世の男性連中は言うまでもなく、女性たち自身が自分たちの身体や性について、いかに、何も知らないままに育ち、結婚していくことか。
本の中でマリーはしきりに嘆く。男性も女性もともに「性知識をタブーとするような愚かな社会風習の犠牲者」であると。

マリーはまず、結婚という行為は伴侶を求める自然な欲望であるとして、それは「自分とは異なった体の中に宿っている、自分を理解してくれる心を探すということである」と説明する。
そして、愛する者同士の肉体的な結びあいによって「孤独な魂では決して到達することのできないような人間的共感の地平線が広がり、精神的にも理解力の輝きが現れ出てくる」と、愛が生み出す力を賛美する。

ところが、こうした素晴らしい力を削いでしまうのが、互いの性に対する理解の欠如にほかならないという。
女性は性生活において喜びを得られていないことを夫に隠し、隠しているというそのことによってさらに苦しむ。
一方、男性は妻が時折、不可解なほど冷ややかであったり強情になったりすることを「女性は気まぐれだ」ととらえ、それに我慢できなくなっていく。
現代でも、よくありがちなケースだろう。

マリーは、だからこそ若い男女は「愛の術について謙虚に学ぶ」ことが必要だと説く。そしてまず、女性には月経と密接にかかわる性衝動の周期性があることを知るべきだと強調する。

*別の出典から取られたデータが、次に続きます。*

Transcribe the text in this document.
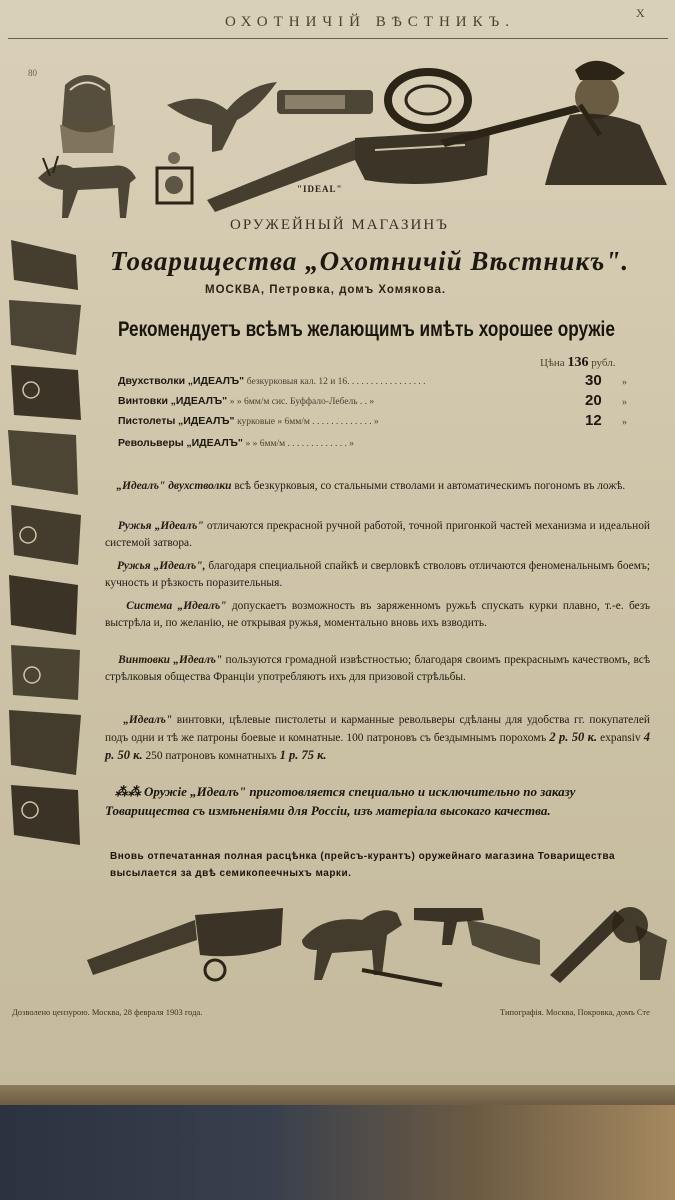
ОХОТНИЧІЙ ВѢСТНИКЪ.
X
80
"IDEAL"
ОРУЖЕЙНЫЙ МАГАЗИНЪ
Товарищества „Охотничій Вѣстникъ".
МОСКВА, Петровка, домъ Хомякова.
Рекомендуетъ всѣмъ желающимъ имѣть хорошее оружіе
Цѣна 136 рубл.
Двухстволки „ИДЕАЛЪ" безкурковыя кал. 12 и 16. . . . . . . . . . . . . . . . .
Винтовки „ИДЕАЛЪ" » » 6мм/м сис. Буффало-Лебель . . »
30 »
Пистолеты „ИДЕАЛЪ" курковые » 6мм/м . . . . . . . . . . . . . »
20 »
Револьверы „ИДЕАЛЪ" » » 6мм/м . . . . . . . . . . . . . »
12 »
„Идеалъ" двухстволки всѣ безкурковыя, со стальными стволами и автоматическимъ погономъ въ ложѣ.
Ружья „Идеалъ" отличаются прекрасной ручной работой, точной пригонкой частей механизма и идеальной системой затвора.
Ружья „Идеалъ", благодаря специальной спайкѣ и сверловкѣ стволовъ отличаются феноменальнымъ боемъ; кучность и рѣзкость поразительныя.
Система „Идеалъ" допускаетъ возможность въ заряженномъ ружьѣ спускать курки плавно, т.-е. безъ выстрѣла и, по желанію, не открывая ружья, моментально вновь ихъ взводить.
Винтовки „Идеалъ" пользуются громадной извѣстностью; благодаря своимъ прекраснымъ качествомъ, всѣ стрѣлковыя общества Франціи употребляютъ ихъ для призовой стрѣльбы.
„Идеалъ" винтовки, цѣлевые пистолеты и карманные револьверы сдѣланы для удобства гг. покупателей подъ одни и тѣ же патроны боевые и комнатные. 100 патроновъ съ бездымнымъ порохомъ 2 р. 50 к. expansiv 4 р. 50 к. 250 патроновъ комнатныхъ 1 р. 75 к.
⁂⁂ Оружіе „Идеалъ" приготовляется специально и исключительно по заказу Товарищества съ измѣненіями для Россіи, изъ матеріала высокаго качества.
Вновь отпечатанная полная расцѣнка (прейсъ-курантъ) оружейнаго магазина Товарищества высылается за двѣ семикопеечныхъ марки.
Дозволено цензурою. Москва, 28 февраля 1903 года.	Типографія. Москва, Покровка, домъ Сте
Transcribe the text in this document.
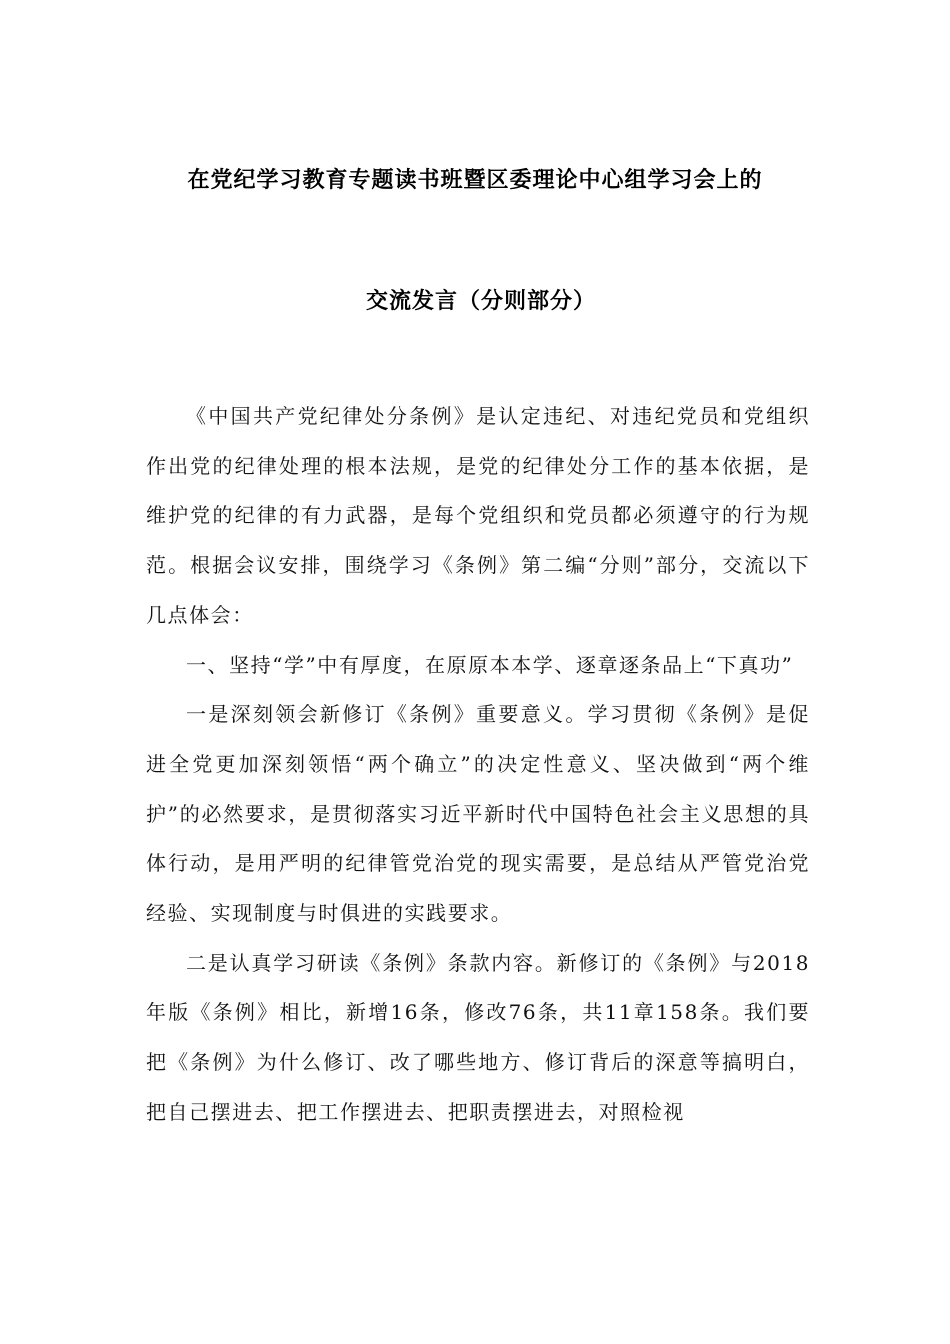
在党纪学习教育专题读书班暨区委理论中心组学习会上的
交流发言（分则部分）

《中国共产党纪律处分条例》是认定违纪、对违纪党员和党组织作出党的纪律处理的根本法规，是党的纪律处分工作的基本依据，是维护党的纪律的有力武器，是每个党组织和党员都必须遵守的行为规范。根据会议安排，围绕学习《条例》第二编“分则”部分，交流以下几点体会：

一、坚持“学”中有厚度，在原原本本学、逐章逐条品上“下真功”

一是深刻领会新修订《条例》重要意义。学习贯彻《条例》是促进全党更加深刻领悟“两个确立”的决定性意义、坚决做到“两个维护”的必然要求，是贯彻落实习近平新时代中国特色社会主义思想的具体行动，是用严明的纪律管党治党的现实需要，是总结从严管党治党经验、实现制度与时俱进的实践要求。

二是认真学习研读《条例》条款内容。新修订的《条例》与2018年版《条例》相比，新增16条，修改76条，共11章158条。我们要把《条例》为什么修订、改了哪些地方、修订背后的深意等搞明白，把自己摆进去、把工作摆进去、把职责摆进去，对照检视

女性には周期的な性の潮があり、もしその指示にしたがえば、女性の喜びと健康と生気を確実に増すだけではなく、女性が気まぐれだという神話を打ち破るのだが、こうしたことは気づかれていないようである。我々人間は水や音や光の波長について学んできた。しかし、一体いつになったら人間は女性の性の潮について学び、女性の欲求の循環的周期性の法則を知るのだろうか。

 『結婚愛』

 詳細な描写が喝采と糾弾を浴びた

そもそもマリー・ストープスとは何者だったのか。
彼女は1880年にスコットランドのエディンバラに生まれた。
シェイクスピアの研究者である母親の手で謹厳に育てられ、ユニバーシティ・カレッジ・ロンドンからミュンヘン大学へと進んで植物学の博士号を取得する。専門は植物の化石研究だ。
つまり、彼女は植物には詳しかったものの、医者でもなければ、性の専門家でもなかったわけだ。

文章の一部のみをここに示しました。